L'enquête, ainsi présentée, suscite des interrogations. Qui sont ces Italiens? Comment et pourquoi sont-ils venus en Dauphiné? Comment le pouvoir civil a-t-il utilisé leurs compétences? Comment vivaient-ils et ont-été-t-ils intégrés? Comment était perçue, voire combattue, leur principale occupation, à savoir l'usure? À ces questions, l'auteur apporte des réponses selon un plan organisé en trois parties: "Les Italiens en Dauphiné, un groupe aux origines et aux compétences disparates" (17-145), "Prospérité des hommes d'affaires italiens en Dauphiné" (149-280), et "Vie et identité des Italiens en Dauphiné" (285-436). Le plan, thématique, répond à la volonté de Diego Deleville d'apporter une "pierre à l'édifice de l'histoire dauphinoise, mais aussi à celle des diasporas italiennes du bas Moyen Âge" (9). Chaque chapitre est construit de manière indépendante. De ce fait, on a souvent du mal à suivre la logique propre de l'ouvrage. Par exemple, la partie sur l'usure est insérée entre deux parties traitées selon des codes propres à la prosopographie. La construction de l'ouvrage aurait gagné à bien différencier l'étude sociale d'un groupe d'hommes d'une part et leurs activités, d'autre part. Les propos s'appuient alors sur de nombreux dépouillements, qu'on n'imagine avoir été effectués aux archives départementales de l'Isère (12), ainsi que dans diverses archives communales, bien que la précision soit manquante (451).

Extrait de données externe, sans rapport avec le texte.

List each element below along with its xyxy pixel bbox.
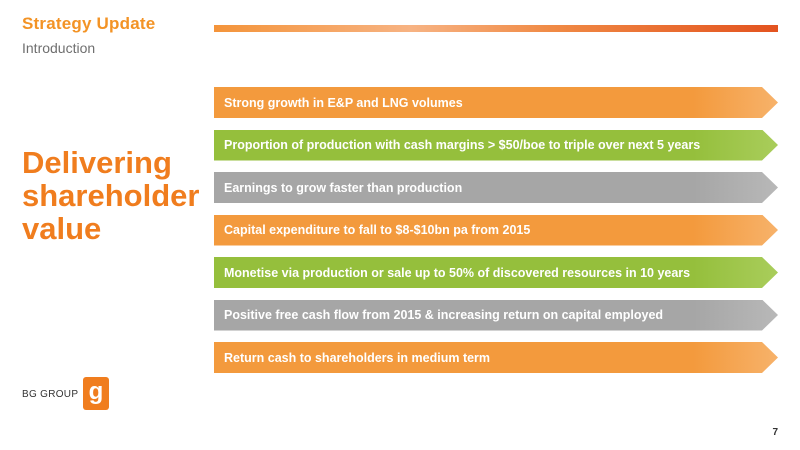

Dans le premier chapitre qui relève plus d'une introduction, l'auteur précise l'objet de son étude. La venue des banquiers-marchands italiens en Dauphiné de la fin du XIIIe siècle au début du XVe siècle répond alors à des besoins précis d'une part, et à des facteurs qui ont favorisé la migration, d'autre part. Ainsi l'ouverture aux phénomènes économiques de la société nobiliaire débouchant sur une expansion géographique de ses fils, la création et le développement des foires de Champagne, l'utilisation des compagnies italiennes par la papauté pour le transfert des sommes d'argent perçues de la fiscalité naissante, à savoir les décimes et non les dîmes qui relèvent de la fiscalité épiscopale, ont-ils été des éléments de migration. L'auteur observe alors l'occurrence du terme "lumbardus" ou florentin dans l'anthroponymie delphinoise, relevant ainsi la diffusion du vocable et l'émergence d'une nouvelle représentation sociale et économique. En outre, l'implantation des Italiens, notamment d'origine toscane, est directement liée à des intérêts financiers entre les dauphins, la haute-noblesse et les financiers ultramontains. Il apparaît alors que la pratique du crédit est liée à l'activité marchande, ne laissant pas la possibilité de s'en dégager. Les marchands ne furent pas les seuls Italiens à venir s'installer dans le Dauphiné. L'auteur montre que le Dauphin a recruté de nombreux civilistes, tel Pierre de Raconisio, originaire de Pignerol, actif entre 1232 et 1237. La recherche de compétences spécifiques n'est pas propre à l'administration delphinoise, mais s'insère bien, comme le montre l'auteur, dans un courant de professionnalisation des agents des communes, des princes, ou des serviteurs de l'Église. Enfin, les dauphins ont aussi recours au service d'Italiens pour la gestion de certaines châtellenies, la plupart d'entre eux étant déjà des prêteurs.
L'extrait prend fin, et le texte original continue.